O CAÇADOR
Na Hong-jin, Choo gyeok ja, Coréia do Sul, 2008

Ao assistir um filme como O Caçador, me parece inevitável pensar na adequação do olhar do espectador ao contexto ao qual o filme pertence, ou àquele em que ele é apresentado. No caso deste, trata-se claramente de um filme de gênero realizado dentro da poderosa indústria do cinema coreano. Um filme policial permeado pelo “jogo sujo” de todos os lados, no qual os picos de adrenalina são o objetivo principal. Exibido (fora de competição) no Festival de Cannes, no entanto, ele adquiriu a aura de um filme portador de um diferencial, de uma marca de autoralidade qualquer, ou de uma proposição que fuja do trivial. E é assim que de lá ele saiu para ser vendido aos circuitos exibidores ocidentais.

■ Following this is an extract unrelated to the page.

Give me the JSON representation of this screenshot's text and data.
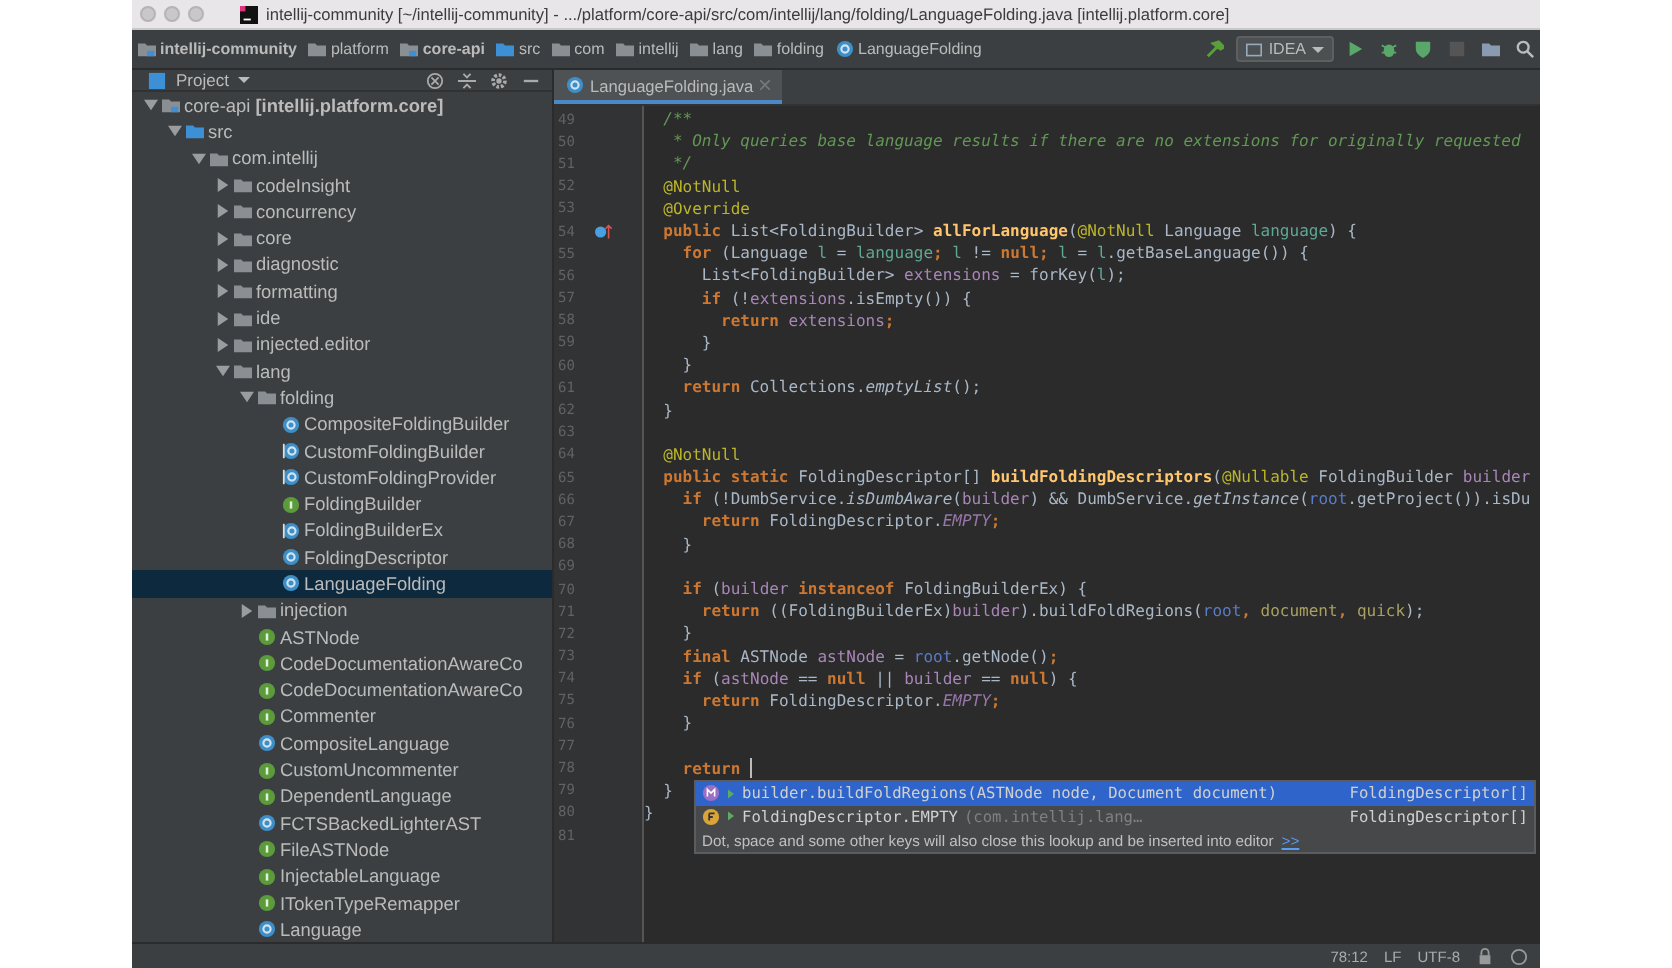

Mas o que em sua conjugação de um roteiro mal concatenado com explosões de agressividade de toda sorte e banhos de sangue com requintes de sadismo seria o fator decisivo para esta atenção privilegiada? O ensaio de uma crítica à inoperância da polícia, articulada em cenas pseudo cômicas e totalmente inverossímeis e na interminável sucessão de mal entendidos? A suposta ironia de uma caçada em que giros improváveis fazem com que o resgate dê errado e a tragédia apenas se multiplique? Mas não seria tudo isso apenas modulações casuais de uma expressão genérica local? As discussões que irrompem sem aviso, nas quais os personagens se agridem verbalmente a ponto de instalar tensões apenas resolvíveis por meio da força, assim como a lassidão em estabelecer um ponto de vista moral firme, que permite que a violência atinja intensidades gráficas bem além do que estamos acostumados no cinema americano, me parecem, se tomados em seus contornos mais gerais, características compartilhadas por um grande número de filmes coreanos.

Quando temos a oportunidade de apreciar o cinema de um Bong Joon-ho, por exemplo, encontramos o alento de nos certificamos uma vez mais do que é lidar com a noção de autoralidade – sobretudo dentro do cinema de gênero ou de um cenário cinematográfico que não nos é permitido contemplar em sua totalidade. Para este conterrâneo de Na Hong-jin, “filme” é uma decorrência da força da mise en scène, do sentido profundo retirado da interação entre estilo e relato do mundo. Elemento impossível de ser encontrado em O Caçador, que não consegue nem ser um filme de ação com a eficiência dos filmes cujos artesões são mestres na arte de afirmar o seu fazer acima de qualquer outra coisa.